Afterwards he went back to the Hatake dojo to clean up the mess on the floor, and noticed the old brown stains on the tatami, and didn't want to think about what else might have transpired in this room as he mopped up blood and dust with shaking hands.

Kakashi lived, and so did Iruka. They both kept working, of course. Once in a while they saw each other at the mission desk, but Kakashi always handed in his reports to someone else. Iruka saw him once at another Christmas party, chatting a little uneasily with the Godaime, and did not approach him.

He's dated a couple people since then. Chuunin, both of them, and blessedly normal. Neither of them snuck into his arms at night and shuddered while they kissed him, and he's surprised-but-not to find he misses such things just a little bit; but neither did either of them ever cling so hard as to make him afraid of the consequences should he go away, and Iruka thinks that's what makes this better, in the end, even though it hurts a little. He really did love Kakashi.

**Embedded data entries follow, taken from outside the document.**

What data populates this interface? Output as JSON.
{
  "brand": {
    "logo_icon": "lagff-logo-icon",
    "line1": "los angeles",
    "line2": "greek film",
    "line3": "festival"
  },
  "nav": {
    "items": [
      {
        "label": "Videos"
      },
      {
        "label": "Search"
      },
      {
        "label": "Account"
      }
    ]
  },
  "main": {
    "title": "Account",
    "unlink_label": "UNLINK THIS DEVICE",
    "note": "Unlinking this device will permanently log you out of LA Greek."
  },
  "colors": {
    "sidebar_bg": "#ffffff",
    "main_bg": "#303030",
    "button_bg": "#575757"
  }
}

But his heart can only take so many shocks, so many stabs, so much aching, so much crushing under the weight of sheer desperate need.

If that makes him inadequate, then he is guilty as charged. But to err is human. To be human is to know that sometimes, no matter what you do, it's never going to be enough.

But once in a while, he still takes his umbrella and goes out to the memorial on rainy days, just for old times' sake. Kakashi is always there. Iruka knows he probably always will be.

Except for that day, ten years or two weeks or a day from now, when he finally isn't.

Iruka hates himself to think it, but he isn't sure it won't be better that way.